Long non-coding RNAs in cutaneous squamous cell carcinoma

Abstract

Cutaneous squamous cell carcinoma (cSCC) is a keratinocyte-derived malignancy, and its most significant risk factor is chronic and cumulative exposure to solar ultraviolet (UV) radiation. cSCC represents the most common metastatic skin cancer, and advanced or metastatic disease is associated with a markedly poor prognosis. The aim of this study was to identify novel and specific therapeutic targets as well as potential biomarkers to inhibit tumor growth and dissemination and to improve the clinical management of cSCC. Long non-coding RNAs (lncRNAs) have been shown to play a central role in the pathogenesis and in the regulation of tumor growth and dissemination of cSCC. LINC01558 has previously been reported to encode lncRNA that associates with a complex referred to as the invasion cluster 1. In this study, we analyzed the role of LINC01558 expressed in cSCC cells in regulating cell growth, viability, migration and invasion.
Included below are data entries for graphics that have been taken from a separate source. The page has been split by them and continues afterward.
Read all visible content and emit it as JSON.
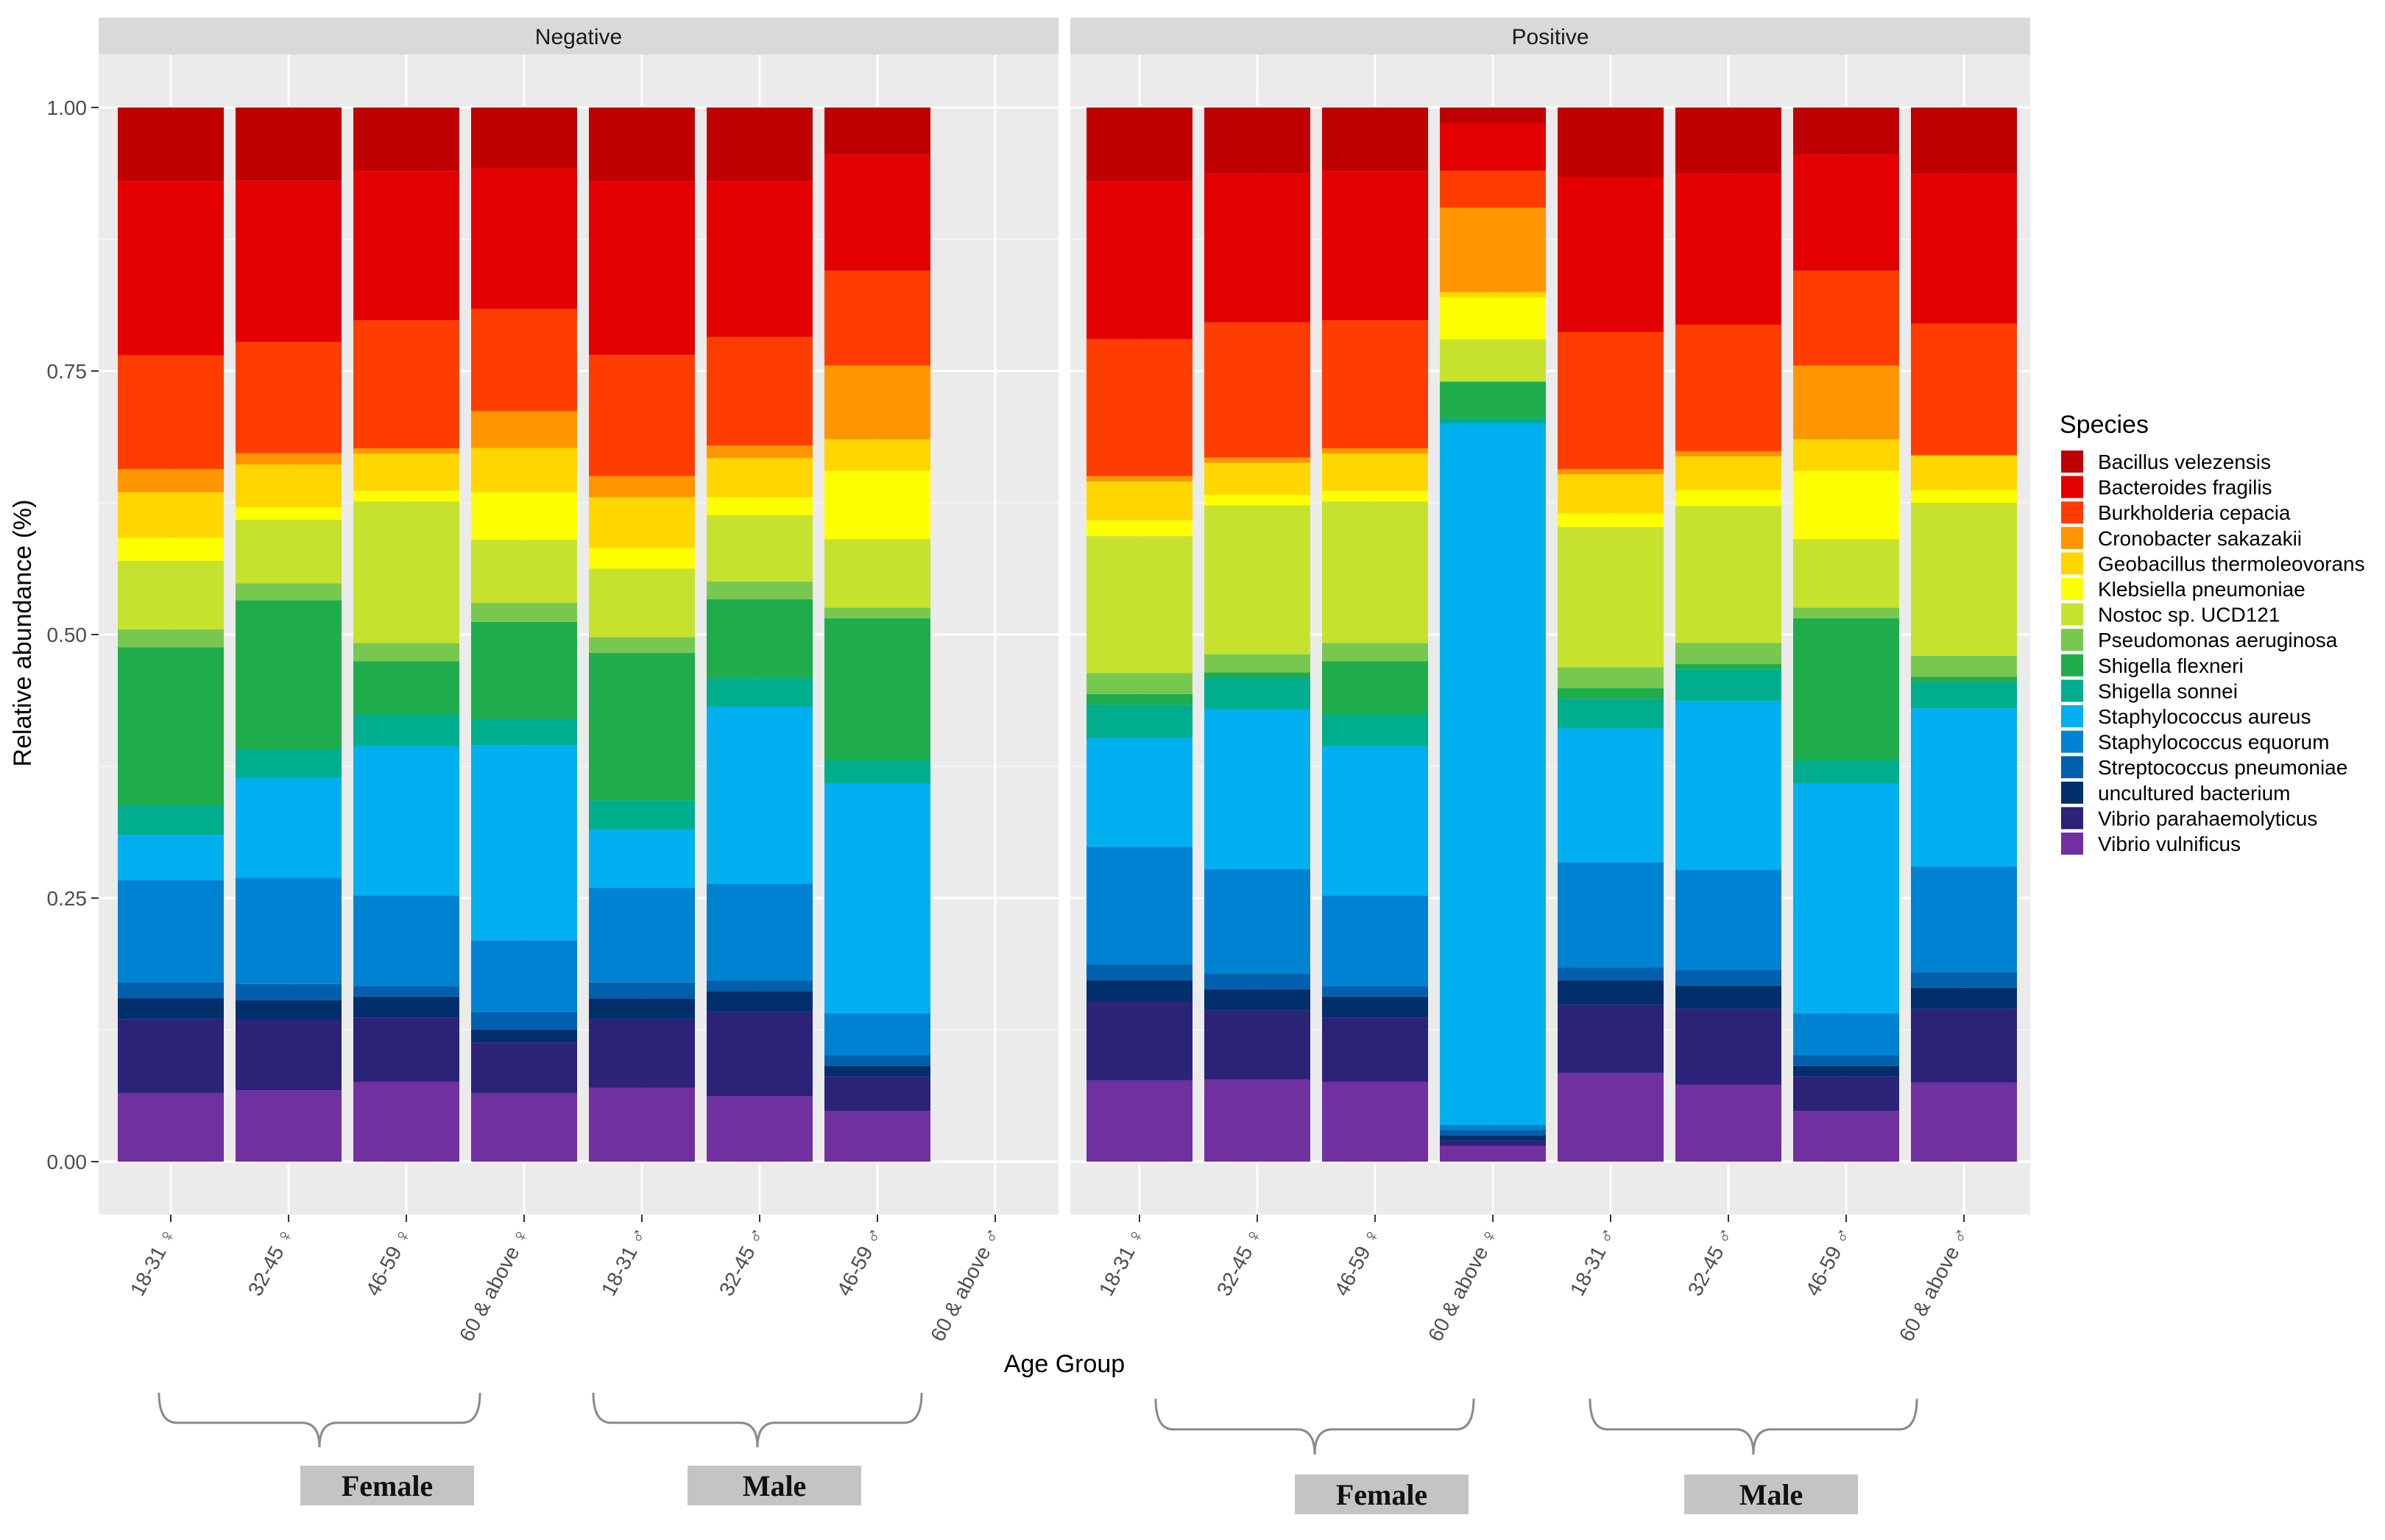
{
  "chart_data": {
    "type": "bar",
    "stacked": true,
    "ylabel": "Relative abundance (%)",
    "xlabel": "Age Group",
    "ylim": [
      0,
      1
    ],
    "yticks": [
      "0.00",
      "0.25",
      "0.50",
      "0.75",
      "1.00"
    ],
    "legend_title": "Species",
    "legend_position": "right",
    "species": [
      {
        "name": "Bacillus velezensis",
        "color": "#c00000"
      },
      {
        "name": "Bacteroides fragilis",
        "color": "#e30000"
      },
      {
        "name": "Burkholderia cepacia",
        "color": "#ff3d00"
      },
      {
        "name": "Cronobacter sakazakii",
        "color": "#ff9500"
      },
      {
        "name": "Geobacillus thermoleovorans",
        "color": "#ffd600"
      },
      {
        "name": "Klebsiella pneumoniae",
        "color": "#ffff00"
      },
      {
        "name": "Nostoc sp. UCD121",
        "color": "#c6e22e"
      },
      {
        "name": "Pseudomonas aeruginosa",
        "color": "#78c850"
      },
      {
        "name": "Shigella flexneri",
        "color": "#1fac4b"
      },
      {
        "name": "Shigella sonnei",
        "color": "#00ad8c"
      },
      {
        "name": "Staphylococcus aureus",
        "color": "#00b0f0"
      },
      {
        "name": "Staphylococcus equorum",
        "color": "#0082d2"
      },
      {
        "name": "Streptococcus pneumoniae",
        "color": "#0060ac"
      },
      {
        "name": "uncultured bacterium",
        "color": "#002f6c"
      },
      {
        "name": "Vibrio parahaemolyticus",
        "color": "#2a2378"
      },
      {
        "name": "Vibrio vulnificus",
        "color": "#7030a0"
      }
    ],
    "categories": [
      "18-31 ♀",
      "32-45 ♀",
      "46-59 ♀",
      "60 & above ♀",
      "18-31 ♂",
      "32-45 ♂",
      "46-59 ♂",
      "60 & above ♂"
    ],
    "panels": [
      {
        "title": "Negative",
        "bars": [
          [
            0.07,
            0.165,
            0.108,
            0.022,
            0.043,
            0.022,
            0.065,
            0.017,
            0.15,
            0.028,
            0.043,
            0.097,
            0.015,
            0.02,
            0.07,
            0.065
          ],
          [
            0.077,
            0.17,
            0.117,
            0.012,
            0.045,
            0.013,
            0.067,
            0.018,
            0.157,
            0.03,
            0.105,
            0.112,
            0.017,
            0.02,
            0.075,
            0.075
          ],
          [
            0.06,
            0.14,
            0.12,
            0.005,
            0.035,
            0.01,
            0.133,
            0.017,
            0.05,
            0.03,
            0.14,
            0.085,
            0.01,
            0.02,
            0.06,
            0.075
          ],
          [
            0.058,
            0.133,
            0.097,
            0.035,
            0.042,
            0.045,
            0.06,
            0.018,
            0.092,
            0.025,
            0.185,
            0.068,
            0.017,
            0.012,
            0.048,
            0.065
          ],
          [
            0.07,
            0.165,
            0.115,
            0.02,
            0.048,
            0.02,
            0.065,
            0.015,
            0.14,
            0.028,
            0.055,
            0.09,
            0.015,
            0.02,
            0.065,
            0.07
          ],
          [
            0.07,
            0.148,
            0.103,
            0.012,
            0.037,
            0.017,
            0.063,
            0.017,
            0.075,
            0.027,
            0.168,
            0.092,
            0.01,
            0.02,
            0.08,
            0.062
          ],
          [
            0.045,
            0.11,
            0.09,
            0.07,
            0.03,
            0.065,
            0.065,
            0.01,
            0.135,
            0.022,
            0.218,
            0.04,
            0.01,
            0.01,
            0.033,
            0.048
          ],
          null
        ]
      },
      {
        "title": "Positive",
        "bars": [
          [
            0.07,
            0.15,
            0.13,
            0.005,
            0.037,
            0.015,
            0.13,
            0.02,
            0.01,
            0.032,
            0.103,
            0.112,
            0.015,
            0.02,
            0.075,
            0.077
          ],
          [
            0.062,
            0.14,
            0.127,
            0.005,
            0.03,
            0.01,
            0.14,
            0.017,
            0.005,
            0.03,
            0.15,
            0.098,
            0.015,
            0.02,
            0.065,
            0.077
          ],
          [
            0.06,
            0.14,
            0.12,
            0.005,
            0.035,
            0.01,
            0.133,
            0.017,
            0.05,
            0.03,
            0.14,
            0.085,
            0.01,
            0.02,
            0.06,
            0.075
          ],
          [
            0.015,
            0.045,
            0.035,
            0.08,
            0.005,
            0.04,
            0.04,
            0.0,
            0.035,
            0.005,
            0.665,
            0.005,
            0.005,
            0.005,
            0.005,
            0.015
          ],
          [
            0.066,
            0.147,
            0.13,
            0.005,
            0.037,
            0.013,
            0.133,
            0.02,
            0.01,
            0.028,
            0.127,
            0.1,
            0.012,
            0.023,
            0.065,
            0.084
          ],
          [
            0.063,
            0.143,
            0.12,
            0.005,
            0.032,
            0.015,
            0.13,
            0.02,
            0.005,
            0.03,
            0.16,
            0.095,
            0.015,
            0.022,
            0.072,
            0.073
          ],
          [
            0.045,
            0.11,
            0.09,
            0.07,
            0.03,
            0.065,
            0.065,
            0.01,
            0.135,
            0.022,
            0.218,
            0.04,
            0.01,
            0.01,
            0.033,
            0.048
          ],
          [
            0.063,
            0.142,
            0.125,
            0.0,
            0.033,
            0.012,
            0.145,
            0.02,
            0.005,
            0.025,
            0.15,
            0.1,
            0.015,
            0.02,
            0.07,
            0.075
          ]
        ]
      }
    ],
    "group_annotations": [
      "Female",
      "Male",
      "Female",
      "Male"
    ]
  }
}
In addition, the modulation of key signaling pathways was assessed following gene silencing. The effects of LINC01558 were investigated in primary cSCC cell lines UT-SCC-12A and UT-SCC-118, as well as metastatic cell lines UT-SCC-59A and UT-SCC-115. LINC01558 appears to regulate key signaling pathways, including AKT1 and P38 by reducing their activity. LINC01558 also regulates ERK1/2 signaling molecules by reducing both their activity and total protein levels, which indicate that LINC01558 regulates these signaling molecules transcription, translation or protein stability, rather than just the activation. Functional analyses reveal that silencing of LINC01558 suppresses growth and viability and significantly inhibits migration and invasion potentially via AKT1, P38 and ERK1/2 signaling molecules, indicating its contribution of tumor aggressiveness. Collectively, these results suggest that LINC01558 represents as a potential biomarker and therapeutic target in cSCC, though further studies are needed to determine its clinical relevance.